Марш был моторизован, и лишь несколько подразделений двигались пешком. Командир батальона Филяшкин, узнав, что для части его людей не дают машин, позвал к себе в избу командира 3-й роты Ковалёва и объявил ему, чтобы он двигался своим ходом: он употребил даже более сильное выражение по поводу того, какого рода энергию должен использовать в движении Ковалёв.
— А Конаныкин на машинах? — спросил Ковалёв.
Филяшкин кивнул.
— Ясно,— сказал Ковалёв.
Он не любил командира 1-й роты Конаныкина и завидовал ему: все события своей служебной жизни он связывал с Конаныкиным.
Если поступал приказ командира полка, выражавшего Ковалёву благодарность за отличные результаты учебной стрельбы, он справлялся у полкового писаря:
— А Конаныкин как?
Если ему выдавали хромовые сапоги, он спрашивал:
— А Конаныкину какие?
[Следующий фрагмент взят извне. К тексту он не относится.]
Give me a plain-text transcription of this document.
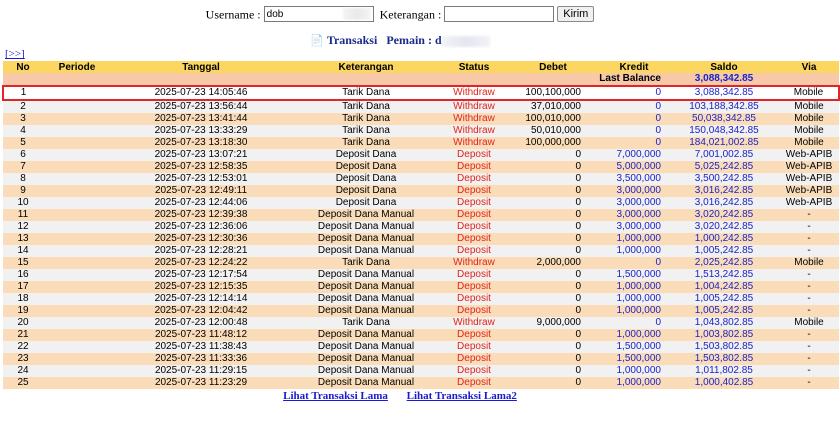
Username : dob	Keterangan :	Kirim
📄 Transaksi Pemain : d
[>>]
No	Periode	Tanggal	Keterangan	Status	Debet	Kredit	Saldo	Via
Last Balance							3,088,342.85	
1		2025-07-23 14:05:46	Tarik Dana	Withdraw	100,100,000	0	3,088,342.85	Mobile
2		2025-07-23 13:56:44	Tarik Dana	Withdraw	37,010,000	0	103,188,342.85	Mobile
3		2025-07-23 13:41:44	Tarik Dana	Withdraw	100,010,000	0	50,038,342.85	Mobile
4		2025-07-23 13:33:29	Tarik Dana	Withdraw	50,010,000	0	150,048,342.85	Mobile
5		2025-07-23 13:18:30	Tarik Dana	Withdraw	100,000,000	0	184,021,002.85	Mobile
6		2025-07-23 13:07:21	Deposit Dana	Deposit	0	7,000,000	7,001,002.85	Web-APIB
7		2025-07-23 12:58:35	Deposit Dana	Deposit	0	5,000,000	5,025,242.85	Web-APIB
8		2025-07-23 12:53:01	Deposit Dana	Deposit	0	3,500,000	3,500,242.85	Web-APIB
9		2025-07-23 12:49:11	Deposit Dana	Deposit	0	3,000,000	3,016,242.85	Web-APIB
10		2025-07-23 12:44:06	Deposit Dana	Deposit	0	3,000,000	3,016,242.85	Web-APIB
11		2025-07-23 12:39:38	Deposit Dana Manual	Deposit	0	3,000,000	3,020,242.85	-
12		2025-07-23 12:36:06	Deposit Dana Manual	Deposit	0	3,000,000	3,020,242.85	-
13		2025-07-23 12:30:36	Deposit Dana Manual	Deposit	0	1,000,000	1,000,242.85	-
14		2025-07-23 12:28:21	Deposit Dana Manual	Deposit	0	1,000,000	1,005,242.85	-
15		2025-07-23 12:24:22	Tarik Dana	Withdraw	2,000,000	0	2,025,242.85	Mobile
16		2025-07-23 12:17:54	Deposit Dana Manual	Deposit	0	1,500,000	1,513,242.85	-
17		2025-07-23 12:15:35	Deposit Dana Manual	Deposit	0	1,000,000	1,004,242.85	-
18		2025-07-23 12:14:14	Deposit Dana Manual	Deposit	0	1,000,000	1,005,242.85	-
19		2025-07-23 12:04:42	Deposit Dana Manual	Deposit	0	1,000,000	1,005,242.85	-
20		2025-07-23 12:00:48	Tarik Dana	Withdraw	9,000,000	0	1,043,802.85	Mobile
21		2025-07-23 11:48:12	Deposit Dana Manual	Deposit	0	1,000,000	1,003,802.85	-
22		2025-07-23 11:38:43	Deposit Dana Manual	Deposit	0	1,500,000	1,503,802.85	-
23		2025-07-23 11:33:36	Deposit Dana Manual	Deposit	0	1,500,000	1,503,802.85	-
24		2025-07-23 11:29:15	Deposit Dana Manual	Deposit	0	1,000,000	1,011,802.85	-
25		2025-07-23 11:23:29	Deposit Dana Manual	Deposit	0	1,000,000	1,000,402.85	-
Lihat Transaksi Lama Lihat Transaksi Lama2
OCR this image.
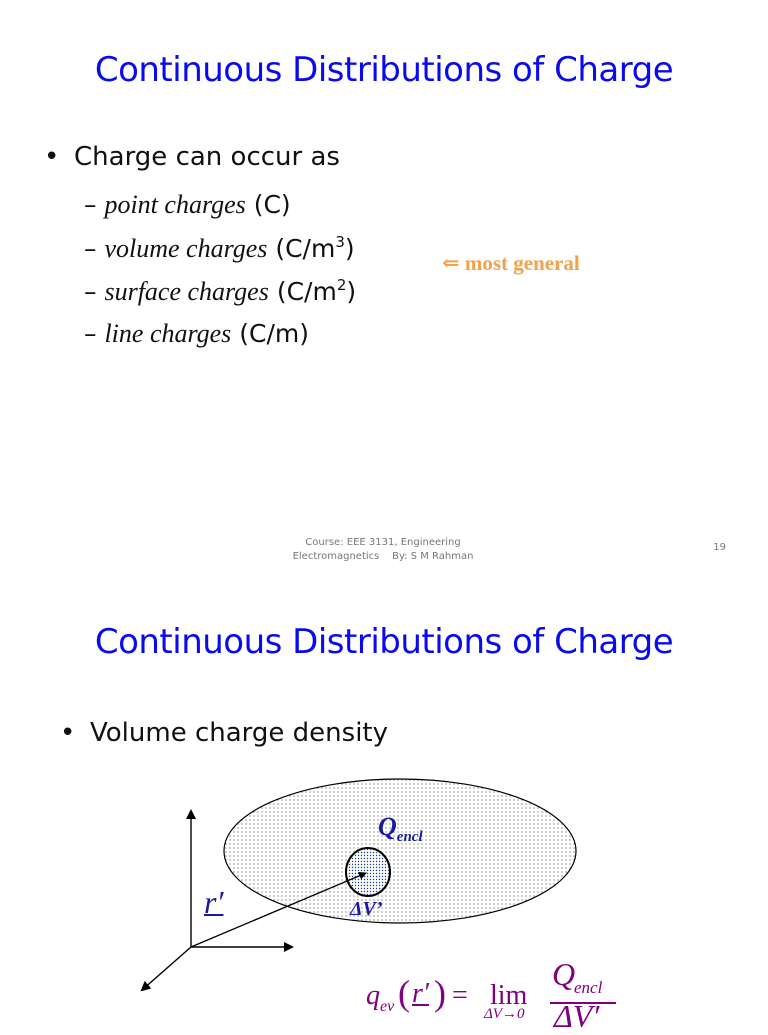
Continuous Distributions of Charge
• Charge can occur as
– point charges (C)
– volume charges $(C/m^3)$
– surface charges $(C/m^2)$
– line charges (C/m)
⇐ most general
Course: EEE 3131, Engineering
Electromagnetics    By: S M Rahman
19
Continuous Distributions of Charge
• Volume charge density
$Q_{encl}$
ΔV’
r′
q ev ( r′ ) = lim
ΔV→0
Q
encl
ΔV′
Кирзовые?
Если ему был нагоняй за потёртость ног у красноармейцев после марша, то его прежде всего занимало, какой процент потёртости в роте Конаныкина.
Красноармейцы-украинцы называли Конаныкина «довготелесым»,— у него действительно ноги и руки были длинны.
Ковалёву было неприятно, что только он со своими людьми будет пылить пёхом, когда вся дивизия едет на машинах; Конаныкин, конечно, тоже двигался на машинах — мог бы длинноногий и пошагать.
Получив маршрут и сведения о конечном пункте движения, он сказал, что своим ходом поспеет не намного позже машин.
— Только уж это всегда так, товарищ командир батальона,— добавил он, когда официальная часть беседы была кончена.— Если пешком — так мне, а на машинах — то Конаныкину.